Le LHC est peut-être sur le point d’expliquer un des mystères les plus tenaces de l’Univers : la disparition de l’antimatière. L’expérience LHCb a permis de constater qu’un certain type de baryons –une famille de particules qui comprend entre autres les composants du noyau atomique, protons et neutrons– ne se désintègre pas comme son anti-baryon associé : l’écart est même de l’ordre de 20 % selon l’article publié dans la revue Nature. Or, depuis des décennies les physiciens traquent tout comportement différent entre la matière et l’antimatière pour comprendre pourquoi et comment l’antimatière a disparu de l’Univers.
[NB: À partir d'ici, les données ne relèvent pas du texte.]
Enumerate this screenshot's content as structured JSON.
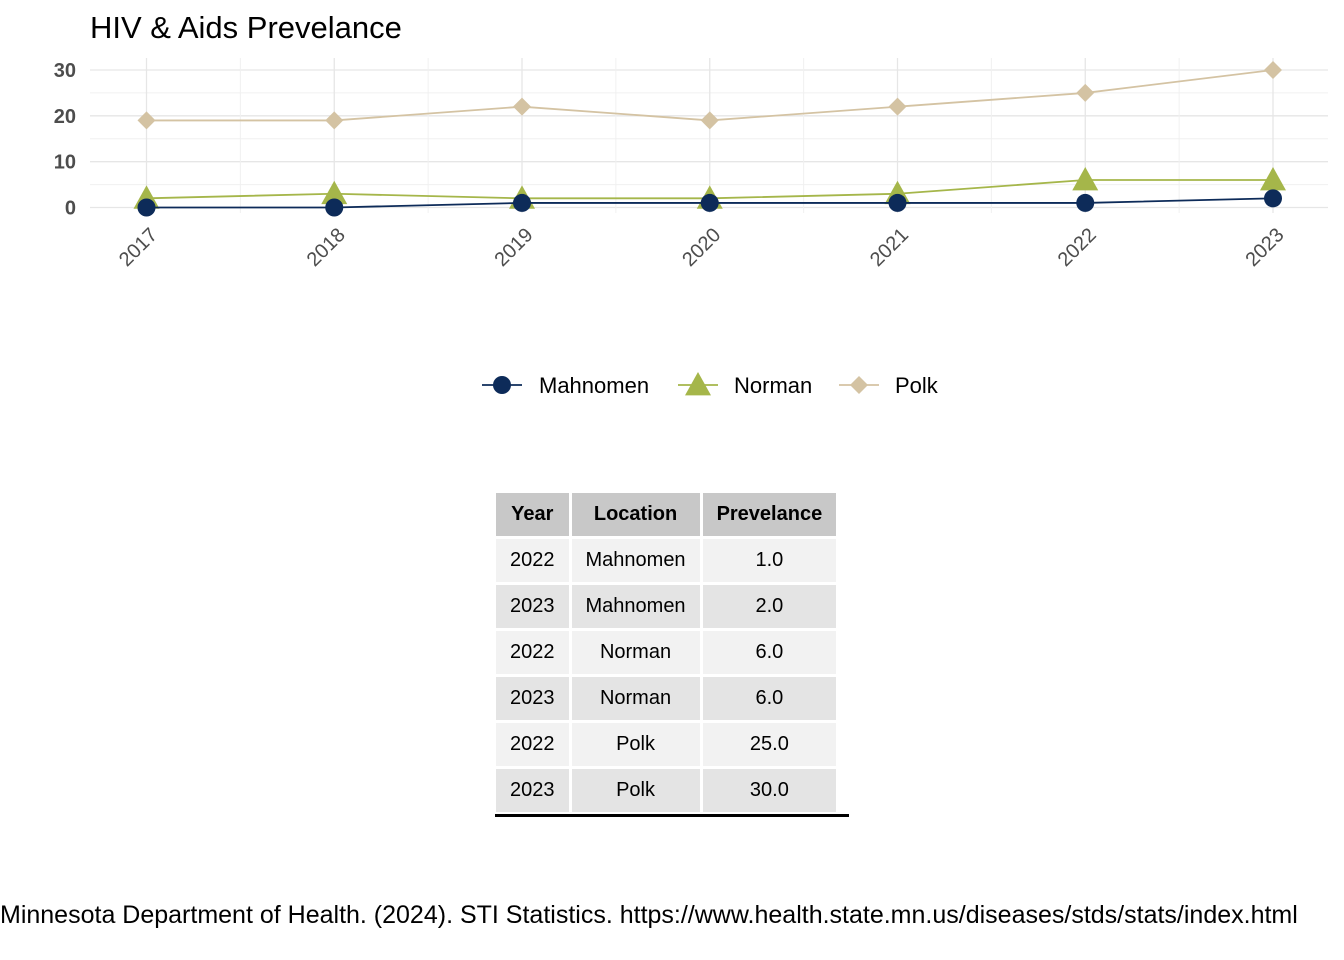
{
  "chart_data": {
    "type": "line",
    "title": "HIV & Aids Prevelance",
    "x": [
      "2017",
      "2018",
      "2019",
      "2020",
      "2021",
      "2022",
      "2023"
    ],
    "yticks": [
      "0",
      "10",
      "20",
      "30"
    ],
    "ylim": [
      0,
      30
    ],
    "grid": true,
    "legend_position": "bottom",
    "series": [
      {
        "name": "Mahnomen",
        "marker": "circle",
        "color": "#0d2b59",
        "values": [
          0,
          0,
          1,
          1,
          1,
          1,
          2
        ]
      },
      {
        "name": "Norman",
        "marker": "triangle",
        "color": "#a5b64a",
        "values": [
          2,
          3,
          2,
          2,
          3,
          6,
          6
        ]
      },
      {
        "name": "Polk",
        "marker": "diamond",
        "color": "#d4c3a3",
        "values": [
          19,
          19,
          22,
          19,
          22,
          25,
          30
        ]
      }
    ]
  },
  "table": {
    "headers": [
      "Year",
      "Location",
      "Prevelance"
    ],
    "rows": [
      [
        "2022",
        "Mahnomen",
        "1.0"
      ],
      [
        "2023",
        "Mahnomen",
        "2.0"
      ],
      [
        "2022",
        "Norman",
        "6.0"
      ],
      [
        "2023",
        "Norman",
        "6.0"
      ],
      [
        "2022",
        "Polk",
        "25.0"
      ],
      [
        "2023",
        "Polk",
        "30.0"
      ]
    ]
  },
  "caption": "Minnesota Department of Health. (2024). STI Statistics. https://www.health.state.mn.us/diseases/stds/stats/index.html"
}
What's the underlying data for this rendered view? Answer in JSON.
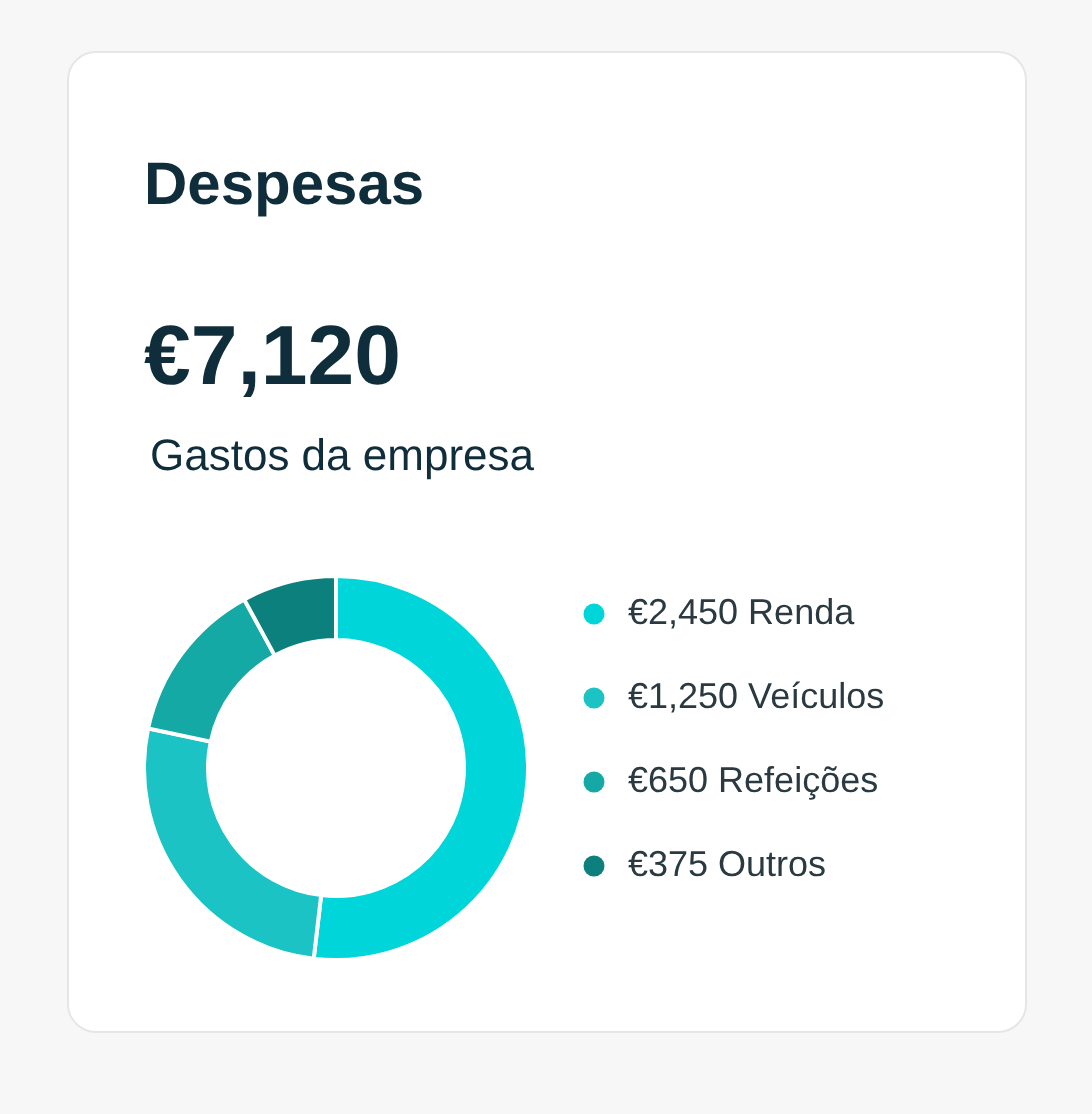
{
  "chart_data": {
    "type": "donut",
    "title": "Despesas",
    "subtitle": "Gastos da empresa",
    "annotations": [
      "€7,120"
    ],
    "categories": [
      "Renda",
      "Veículos",
      "Refeições",
      "Outros"
    ],
    "values": [
      2450,
      1250,
      650,
      375
    ],
    "value_labels": [
      "€2,450",
      "€1,250",
      "€650",
      "€375"
    ],
    "colors": [
      "#00d6d9",
      "#1cc3c4",
      "#14a9a5",
      "#0b807d"
    ],
    "legend": "right"
  }
}
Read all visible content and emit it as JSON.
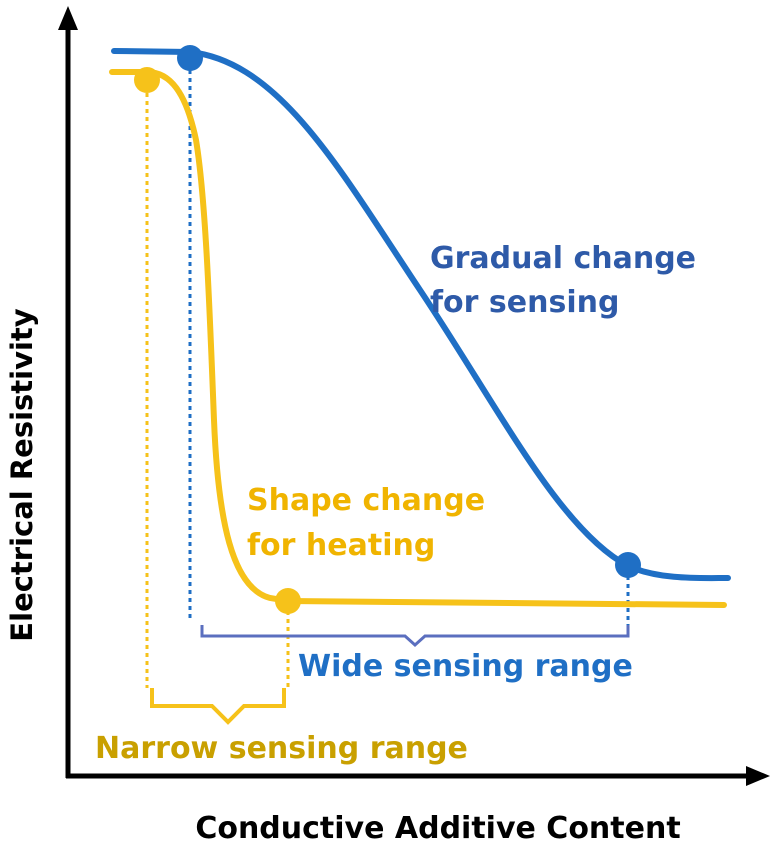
{
  "axes": {
    "x_label": "Conductive Additive Content",
    "y_label": "Electrical Resistivity"
  },
  "annotations": {
    "blue_curve_label_line1": "Gradual change",
    "blue_curve_label_line2": "for sensing",
    "yellow_curve_label_line1": "Shape change",
    "yellow_curve_label_line2": "for heating",
    "wide_range_label": "Wide sensing range",
    "narrow_range_label": "Narrow sensing range"
  },
  "colors": {
    "blue_curve": "#1f6fc5",
    "blue_text": "#2e5aa8",
    "blue_brace": "#5b6fbf",
    "yellow_curve": "#f6c21a",
    "yellow_text": "#f0b400",
    "narrow_text": "#c9a000",
    "axis": "#000000"
  }
}
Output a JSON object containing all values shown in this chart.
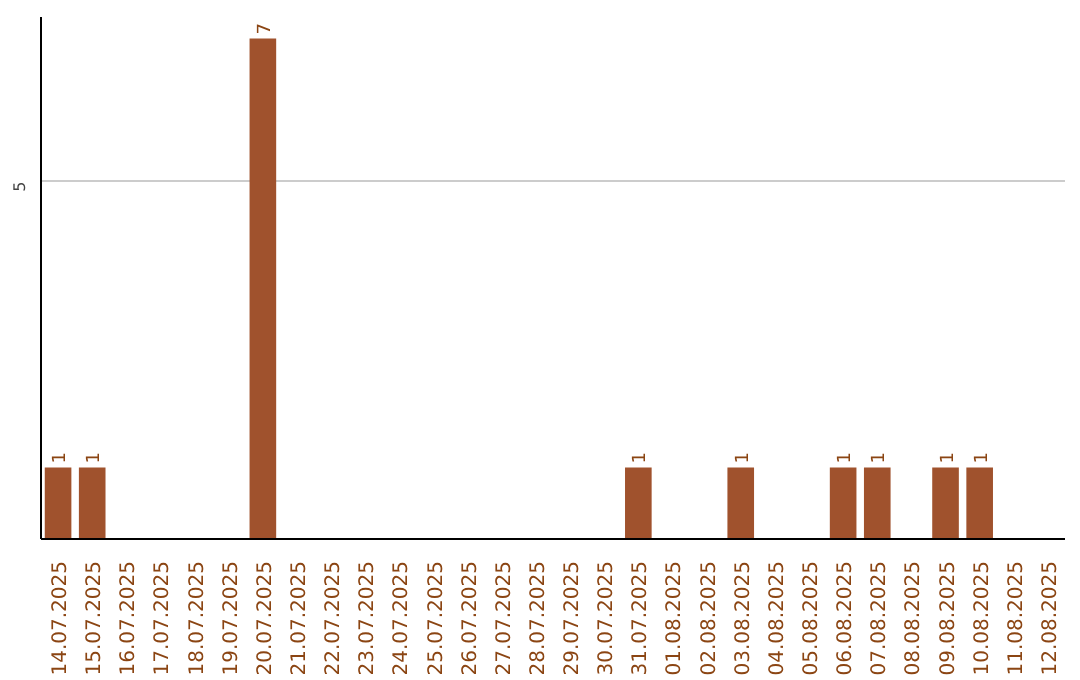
{
  "chart_data": {
    "type": "bar",
    "categories": [
      "14.07.2025",
      "15.07.2025",
      "16.07.2025",
      "17.07.2025",
      "18.07.2025",
      "19.07.2025",
      "20.07.2025",
      "21.07.2025",
      "22.07.2025",
      "23.07.2025",
      "24.07.2025",
      "25.07.2025",
      "26.07.2025",
      "27.07.2025",
      "28.07.2025",
      "29.07.2025",
      "30.07.2025",
      "31.07.2025",
      "01.08.2025",
      "02.08.2025",
      "03.08.2025",
      "04.08.2025",
      "05.08.2025",
      "06.08.2025",
      "07.08.2025",
      "08.08.2025",
      "09.08.2025",
      "10.08.2025",
      "11.08.2025",
      "12.08.2025"
    ],
    "values": [
      1,
      1,
      0,
      0,
      0,
      0,
      7,
      0,
      0,
      0,
      0,
      0,
      0,
      0,
      0,
      0,
      0,
      1,
      0,
      0,
      1,
      0,
      0,
      1,
      1,
      0,
      1,
      1,
      0,
      0
    ],
    "value_labels": [
      "1",
      "1",
      null,
      null,
      null,
      null,
      "7",
      null,
      null,
      null,
      null,
      null,
      null,
      null,
      null,
      null,
      null,
      "1",
      null,
      null,
      "1",
      null,
      null,
      "1",
      "1",
      null,
      "1",
      "1",
      null,
      null
    ],
    "color": "#a0522d",
    "ylim": [
      0,
      7.3
    ],
    "yticks": [
      5
    ],
    "grid": "y"
  }
}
Tous les modèles cosmologiques indiquent que lors du Big Bang il s’est formé autant de matière que d’antimatière. Ce double de la matière possède exactement les mêmes propriétés que la matière, mais elle est dotée d’une charge opposée. Ainsi l’électron, la particule élémentaire de matière, dotée d’une charge électrique négative, possède son « équivalent antimatière », le positon, qui lui ressemble en tout point (même masse par exemple) sauf que le positon possède une charge électrique positive.

LHC CERN

Le LHC, le plus puissant collisionneur de particules jamais réalisé par l’Homme (Source : CERN).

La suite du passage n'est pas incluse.